# Pending items land registry



## user123456 (22 Jan 2007)

How long can a dealing be pending for? Is there a timescale that a dealing must be finalised or be withdrawn?

I tried asking the land registry but they refuse to comment.


----------



## ramble (22 Jan 2007)

A dealing can be pending for a long time.  It depends on the county, some are slower than others.  It also depends on the type of transaction, mapping may slow it down.  If a dealing is queried by the land registry and not dealt with by the lodging party then the dealing can be abandoned.  I don't see why anyone would want to withdraw a dealing, you keep  your priority when the dealing is in the land registry no matter how long it takes to complete.


----------



## cosy (21 Feb 2007)

I inherited some land (in 2004) and my solicitor sent in all information into land registry in September 2005.  To-date I have heard nothing despite the fact that my solicitor has sent in two letters checking the status and asking could they speed up the process.  I was hoping to sell some of the land to pay off a loan I got to pay for the inheritance tax.

Two question someone might be able to help

1. Whats the normal time scale for pending dealings.  

2.  Can I sell a "site" if the land is not in my name yet.

Thanks


----------



## PM1234 (21 Feb 2007)

Its difficult to give a 'normal' timeframe for a dealing as it is dependent on too many factors - a very straightforward registration can take up to twelve months.

Your solicitor can request that dealing registration is expediated. Your solicitor can check the status himself/herself on the land registry website. Your solicitor can ring the Land Registry office and check what is causing the delay. 

I would query when the title deeds were sent for registration inititally?

To answer your second question you cannot sell land of which you are not the legally registered owner.


----------



## sheena1 (21 Feb 2007)

PM1234 said:


> To answer your second question you cannot sell land of which you are not the legally registered owner.


 
I disagree. You can sell the land if you are the person entitled to be registered as owner. You can use Land Registry Dealing Number under which your application is pending. This happens all the time and you just need to speak to your solicitor.


----------



## PM1234 (21 Feb 2007)

Apologies Sheena1. You are correct. I was going in to edit my post when I saw you had beaten me to it!!


----------



## cosy (21 Feb 2007)

Thanks folks I'll ask solicitor when the title deeds were sent for registration.  Its not a straight forward registration as the land was not in my uncles name but his fathers,  however he (uncle) had two brothers who died before him and I managed to get death cert for them.  Maybe this is delaying process.

Thanks again


----------



## Vanilla (22 Feb 2007)

You can sell on while an application is pending in the land registry ( or property registration authority as they are now called) only if it is a straightforward transaction. If it is ( as this sounds like it could be) a s.49 application you wouldnt be able to sell with that pending. No purchaser would accept that as good title.


----------



## bond-007 (1 Mar 2007)

Do you have good title when you buy an house if the sale is pending? 
Is the house still in the sellers name whilst the dealing is pending? ie does the seller retain title?
Can judgments or charges in respect to the seller be added to the folio whilst the house has been sold but is still in pending mode?


----------



## mf1 (2 Mar 2007)

bond 007 - I think your query relates back to a earlier query  you had where a judgment mortgage appeared on a property sold by X to a related party, Y, after the sale but before registration was completed. 

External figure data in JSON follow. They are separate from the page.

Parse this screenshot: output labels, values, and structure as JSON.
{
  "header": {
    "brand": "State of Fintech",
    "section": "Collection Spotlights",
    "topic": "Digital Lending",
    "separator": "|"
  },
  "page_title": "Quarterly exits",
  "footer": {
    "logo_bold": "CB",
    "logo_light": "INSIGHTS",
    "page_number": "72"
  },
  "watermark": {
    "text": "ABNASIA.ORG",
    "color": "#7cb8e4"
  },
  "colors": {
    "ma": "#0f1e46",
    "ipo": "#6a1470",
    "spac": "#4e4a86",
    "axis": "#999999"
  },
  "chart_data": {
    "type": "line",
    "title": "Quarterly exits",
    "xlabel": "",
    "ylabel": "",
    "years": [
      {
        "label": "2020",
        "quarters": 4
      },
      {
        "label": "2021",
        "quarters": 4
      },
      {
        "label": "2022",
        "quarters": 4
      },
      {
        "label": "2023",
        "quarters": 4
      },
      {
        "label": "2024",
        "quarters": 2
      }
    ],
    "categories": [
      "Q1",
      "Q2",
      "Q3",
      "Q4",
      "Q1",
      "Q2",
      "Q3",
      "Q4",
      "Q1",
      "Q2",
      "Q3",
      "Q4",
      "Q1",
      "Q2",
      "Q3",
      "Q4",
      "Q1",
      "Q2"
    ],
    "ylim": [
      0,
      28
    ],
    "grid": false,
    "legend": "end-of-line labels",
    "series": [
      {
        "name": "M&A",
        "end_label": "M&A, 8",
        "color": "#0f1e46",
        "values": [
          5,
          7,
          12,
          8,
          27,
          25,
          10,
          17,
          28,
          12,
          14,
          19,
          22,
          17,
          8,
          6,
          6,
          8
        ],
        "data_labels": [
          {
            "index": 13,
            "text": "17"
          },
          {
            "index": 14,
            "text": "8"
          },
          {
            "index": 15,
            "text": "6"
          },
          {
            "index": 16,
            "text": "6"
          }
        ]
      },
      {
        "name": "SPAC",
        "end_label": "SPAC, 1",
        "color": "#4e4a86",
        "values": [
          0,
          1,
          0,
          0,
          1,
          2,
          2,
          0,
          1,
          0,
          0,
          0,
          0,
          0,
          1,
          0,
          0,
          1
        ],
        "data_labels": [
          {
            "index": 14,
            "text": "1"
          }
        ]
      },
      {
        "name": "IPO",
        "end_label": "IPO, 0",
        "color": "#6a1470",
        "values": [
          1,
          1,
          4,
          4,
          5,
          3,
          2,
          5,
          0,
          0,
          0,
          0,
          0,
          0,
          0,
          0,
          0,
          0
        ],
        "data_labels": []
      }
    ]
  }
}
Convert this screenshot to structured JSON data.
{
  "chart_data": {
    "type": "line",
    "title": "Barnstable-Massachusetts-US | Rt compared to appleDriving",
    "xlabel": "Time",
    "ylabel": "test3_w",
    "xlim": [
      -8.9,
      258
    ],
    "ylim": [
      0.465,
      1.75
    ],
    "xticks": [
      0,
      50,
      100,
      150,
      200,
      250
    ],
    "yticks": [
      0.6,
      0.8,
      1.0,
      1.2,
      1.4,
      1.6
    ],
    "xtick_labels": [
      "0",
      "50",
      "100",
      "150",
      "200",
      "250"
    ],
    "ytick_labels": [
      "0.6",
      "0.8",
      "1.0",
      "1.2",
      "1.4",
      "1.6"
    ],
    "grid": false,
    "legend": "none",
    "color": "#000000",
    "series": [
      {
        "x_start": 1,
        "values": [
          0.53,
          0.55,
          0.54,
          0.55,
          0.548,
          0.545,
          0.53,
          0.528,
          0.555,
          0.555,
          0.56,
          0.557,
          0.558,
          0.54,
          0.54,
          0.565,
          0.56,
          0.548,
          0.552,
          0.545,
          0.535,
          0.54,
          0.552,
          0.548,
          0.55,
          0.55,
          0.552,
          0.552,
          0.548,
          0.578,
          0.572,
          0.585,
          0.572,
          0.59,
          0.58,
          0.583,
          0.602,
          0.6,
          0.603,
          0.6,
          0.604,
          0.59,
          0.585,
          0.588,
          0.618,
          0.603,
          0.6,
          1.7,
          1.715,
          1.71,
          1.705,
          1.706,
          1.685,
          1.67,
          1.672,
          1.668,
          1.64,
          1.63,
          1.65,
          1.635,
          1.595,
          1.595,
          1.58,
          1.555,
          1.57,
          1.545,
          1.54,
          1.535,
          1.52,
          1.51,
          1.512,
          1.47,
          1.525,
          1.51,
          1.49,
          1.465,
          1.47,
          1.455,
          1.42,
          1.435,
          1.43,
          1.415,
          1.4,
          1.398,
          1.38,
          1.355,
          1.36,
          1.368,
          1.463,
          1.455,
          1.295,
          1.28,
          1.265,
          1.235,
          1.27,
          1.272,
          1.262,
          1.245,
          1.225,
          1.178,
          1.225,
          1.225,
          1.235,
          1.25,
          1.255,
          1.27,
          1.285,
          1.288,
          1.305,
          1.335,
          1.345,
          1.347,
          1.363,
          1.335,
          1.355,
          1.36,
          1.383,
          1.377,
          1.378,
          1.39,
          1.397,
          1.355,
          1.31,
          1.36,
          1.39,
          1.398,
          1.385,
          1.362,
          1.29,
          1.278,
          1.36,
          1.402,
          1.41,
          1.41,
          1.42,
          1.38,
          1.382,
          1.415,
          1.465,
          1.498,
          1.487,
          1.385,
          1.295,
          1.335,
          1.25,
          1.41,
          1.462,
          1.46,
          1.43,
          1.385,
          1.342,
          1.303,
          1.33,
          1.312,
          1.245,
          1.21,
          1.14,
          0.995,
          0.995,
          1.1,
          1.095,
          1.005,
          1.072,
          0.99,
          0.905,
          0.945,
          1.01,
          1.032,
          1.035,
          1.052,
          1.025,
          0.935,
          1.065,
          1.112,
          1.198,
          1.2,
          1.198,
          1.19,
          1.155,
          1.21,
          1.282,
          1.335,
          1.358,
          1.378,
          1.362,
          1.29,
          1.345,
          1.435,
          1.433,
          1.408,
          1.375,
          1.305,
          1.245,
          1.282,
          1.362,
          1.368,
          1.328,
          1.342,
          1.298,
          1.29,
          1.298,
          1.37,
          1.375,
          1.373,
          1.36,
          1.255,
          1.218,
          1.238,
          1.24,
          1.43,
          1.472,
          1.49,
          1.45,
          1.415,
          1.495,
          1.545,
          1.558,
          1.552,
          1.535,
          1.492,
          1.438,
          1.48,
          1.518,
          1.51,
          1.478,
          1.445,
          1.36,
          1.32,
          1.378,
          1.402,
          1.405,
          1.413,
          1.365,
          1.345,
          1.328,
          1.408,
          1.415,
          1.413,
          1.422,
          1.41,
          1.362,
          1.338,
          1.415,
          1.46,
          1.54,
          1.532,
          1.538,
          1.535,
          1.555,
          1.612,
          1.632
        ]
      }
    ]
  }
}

I take it that the problem has not yet been resolved which perhaps, while not answering your question, does give you some insight into the complexity of conveyancing  issues. 

Do bear in mind also that while people can be technically in the right, where feelings run high as in where debts are left unpaid, their opposite number can be less than speedy to accept defeat and actively facilitate what they may perceive as unfair behaviour. 

mf


----------



## bond-007 (2 Mar 2007)

The JM has never appeared as such on the folio, only it was ever described as a dealing, which begged the question can another dealing be done whilst a current dealing is still ongoing. I see this as undermining the good title you think you were getting. 

Another question, when a solicitor prints out a copy of a folio in their office, can they see all burdens on a property even the pending ones? Would they be even able to print out a copy of a folio with active dealings on it?

You say that a solictor may be slow to accept defeat, but they surely must act lawfully and once confronted with the evidence, back down? I would see failure to do so as leaving one open to legal action. Would I be right or wrong there?


----------



## user123456 (5 Mar 2007)

bond-007 said:


> You say that a solictor may be slow to accept defeat, but they surely must act lawfully and once confronted with the evidence, back down? I would see failure to do so as leaving one open to legal action. Would I be right or wrong there?


 
Of course a solicitor must act within the law and if they don't they are open to legal action.

I reread your old thread and I suggest reading up on rule 121 in the land registry rules and bring an application declaring the person involved has no interest in the property concerned. You are likely to receive no help from the land reg as they don't like discussing procedure with lay people. Their stock reply will be consult a lawyer. They are really unhelpful to lay people who might not be able to afford legal advice. 

If you need help PM me and I shall assist in what way I can.


----------



## bond-007 (6 Mar 2007)

Thanks for that.

I have had the matter resolved to my satisfaction recently. They backed down as soon as legal action (the mention of damages and compensation)  was mentioned. 

I do agree with you that the land registry are very unhelpful in their dealings with the general public. They only want to talk to solicitors which is wrong. For a govt agency they really need to buck up their ideas. There seems to be a culture of secrecy of the goings on between solicitors and the land registry. When a person refuses to answer a simple question, one is left wondering what are they hiding.


----------